Storytime Tapestry Newsletter

The newsletter devoted to spreading love and cultural awareness around the world.

 

April 7, 2006

 

Today’s announcements

 

Today is the last day for the April Fools Contest.  I sincerely hope that you have enjoyed the entries. I send a special thank you to all the writers who participated; without all of you there would be no Storytime Tapestry.  I am so stressed out and overwhelmed of late that I have not devoted anytime to writing.  Shame on me!  But now I need the members to vote for your favourite writers of this contest.  If you don’t shame on you!  You will receive shortly, the list of authors and their submissions.  Instructions on how to vote will be included.

 

Thanks again.

Now onto the good stuff!

 

 

Today’s Contest Stories

~**~**~

 

Warning:  This first submission is colourful and may not be for every reader.  Therefore I suggest if you are easily offended do not read it.  But for anyone else, it was a childhood prank and is to be taken as such. 

 

April Fools Day Joke

Mark Crider

 

Ya'know I just thought of a prank us kids did when we were in school and
it really caused a ruckus. And ya'know what, the teachers and
administrators always forgot by the next year.

First thing in the mornings a couple of us boys would have a plan to go
to the rest room. We had a small can of wheel bearing grease hidden and
one would stand watch while the other hurriedly went in the girls room
and put just a little tad on all the commode seats. And yes, that's
exactly what it looked like, not grease.

Sore frontal thigh muscles was the order of the day 'till they got it
cleaned up.

Never forget one really slim gal that was a big horseback rodeo player
told me after she found out that it didn't make her any difference
because she stood up anyway if you can imagine THAT. I told her "BS", I
don't believe it and she offered to show me, which I declined for
thoughts of a beating I wouldn't live through if caught.

 

Mark Crider

Mark@cccoating.com

~**~**~

 

Prot?g?e of George O. Beal

Kay Seefeldt

Mama used to recite a little ditty to me about a little girl who had a
little curl. She said it fit me perfectly because when I was good I was
very good, but when I was bad, I was horrid. Mama certainly recognized
horrid as her own father could have won prankster of the year award
many times.

Mama often told the story of her father and the smaller American dollar
bills. Pups (the grand kids' name for him) was an entrepreneur who
owned a lobster buying business and sold gasoline from a pump on the
end of the wharf to the lobstermen.

One day a yacht arrived at low tide, but it drew too much water to get
near the gas pump. My grandfather filled several gas cans and rowed it
out to them. One fellow paid in those newly sized bills. My grandfather
looked at the bills then let them slip through his fingers and flutter
into the water.  The yacht owner stammered, “Why the heck are you
throwing your money overboard? You crazy or what?”  My grandfather
replied (knowing full well it was money), “Oh my gawd, that’s money?
I’ve been giving that stuff to my wife as cigar coupons. I better get
home before she finds out what it really is!”  He jumped in his rowboat
leaving the money floating in the
Atlantic and men from Massachusetts
with mouths agape thinking he must be some sort of maniac.
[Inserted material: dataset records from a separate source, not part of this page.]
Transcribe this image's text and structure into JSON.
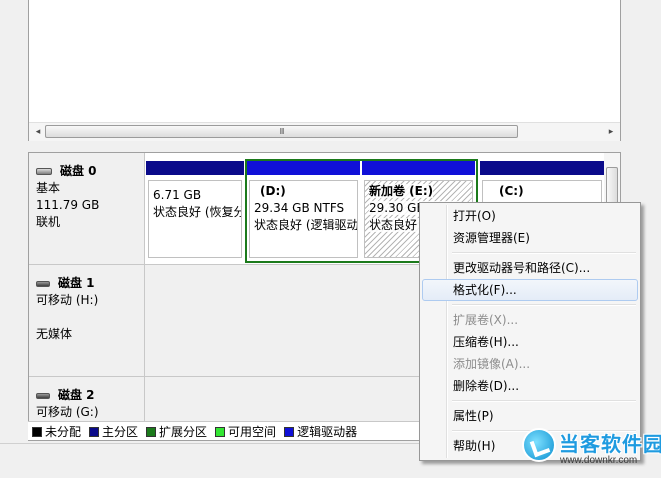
{
  "top_pane": {
    "scrollbar": {
      "left_arrow": "◂",
      "right_arrow": "▸",
      "grip": "III"
    }
  },
  "disks": [
    {
      "name": "磁盘 0",
      "type": "基本",
      "size": "111.79 GB",
      "status": "联机",
      "partitions": [
        {
          "line1": "6.71 GB",
          "line2": "状态良好 (恢复分",
          "volume": "",
          "bar": "dark",
          "hatched": false
        },
        {
          "volume": "(D:)",
          "line1": "29.34 GB NTFS",
          "line2": "状态良好 (逻辑驱动",
          "bar": "blue",
          "hatched": false
        },
        {
          "volume": "新加卷  (E:)",
          "line1": "29.30 GB NTFS",
          "line2": "状态良好 (逻辑驱",
          "bar": "blue",
          "hatched": true
        },
        {
          "volume": "(C:)",
          "line1": "",
          "line2": "",
          "bar": "dark",
          "hatched": false
        }
      ]
    },
    {
      "name": "磁盘 1",
      "type": "可移动 (H:)",
      "size": "",
      "status": "无媒体"
    },
    {
      "name": "磁盘 2",
      "type": "可移动 (G:)",
      "size": "",
      "status": ""
    }
  ],
  "legend": [
    {
      "label": "未分配",
      "color": "#000000"
    },
    {
      "label": "主分区",
      "color": "#0a0a8a"
    },
    {
      "label": "扩展分区",
      "color": "#1b7a1b"
    },
    {
      "label": "可用空间",
      "color": "#33e633"
    },
    {
      "label": "逻辑驱动器",
      "color": "#1010d8"
    }
  ],
  "context_menu": {
    "items": [
      {
        "label": "打开(O)",
        "enabled": true
      },
      {
        "label": "资源管理器(E)",
        "enabled": true
      },
      {
        "separator": true
      },
      {
        "label": "更改驱动器号和路径(C)...",
        "enabled": true
      },
      {
        "label": "格式化(F)...",
        "enabled": true,
        "highlight": true
      },
      {
        "separator": true
      },
      {
        "label": "扩展卷(X)...",
        "enabled": false
      },
      {
        "label": "压缩卷(H)...",
        "enabled": true
      },
      {
        "label": "添加镜像(A)...",
        "enabled": false
      },
      {
        "label": "删除卷(D)...",
        "enabled": true
      },
      {
        "separator": true
      },
      {
        "label": "属性(P)",
        "enabled": true
      },
      {
        "separator": true
      },
      {
        "label": "帮助(H)",
        "enabled": true
      }
    ]
  },
  "watermark": {
    "title": "当客软件园",
    "url": "www.downkr.com"
  }
}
My favorite Pup’s story was about May, their young live-in housekeeper,
who helped my grandmother during the years she raised her six
daughters. My grandfather had a way about him that made people believe
every thing he said...the same way I fell hook, line, and sinker for
everything my brother would tell me years later. The word gullible ring
a bell?

May asked my grandfather if he’d mind if she visited a neighbor
Pearl
who lived below the hill from my grandparents. The ground glistened
with ice from an early spring storm. My grandfather inquired, “May, do
you have any creepers so you don’t fall and hurt yourself?” Upon
telling my grandfather she didn’t, he replied, “You wait right here.
I’ll get you a pair from the attic.”

Presently he returned and handed her a pair of old bicycle stockings.
“Pull these on right over your shoes and you shouldn’t have any
trouble,” he informed her. May left slip-sliding all the way down the
hill with my grandfather gleefully chuckling over her ice capades from
the window.

Later she made her way back up the hill mostly on hands and knees. When
she came inside Mammie (my grandmother) asked, “Why on earth, May, are
you wearing bicycle stockings on this icy hill?”  May who was as naive
as she was gullible replied, “You and
Pearl, don’t know a darn thing.
George Beal ought to know what creepers are. If it hadn’t been for
these here creepers he gave me, I’d have been down and killed!”  Mammie
replied, “George Beal does know creepers when he sees them, and he
knows those aren’t it!” Did May believe my grandmother?  Nawwww.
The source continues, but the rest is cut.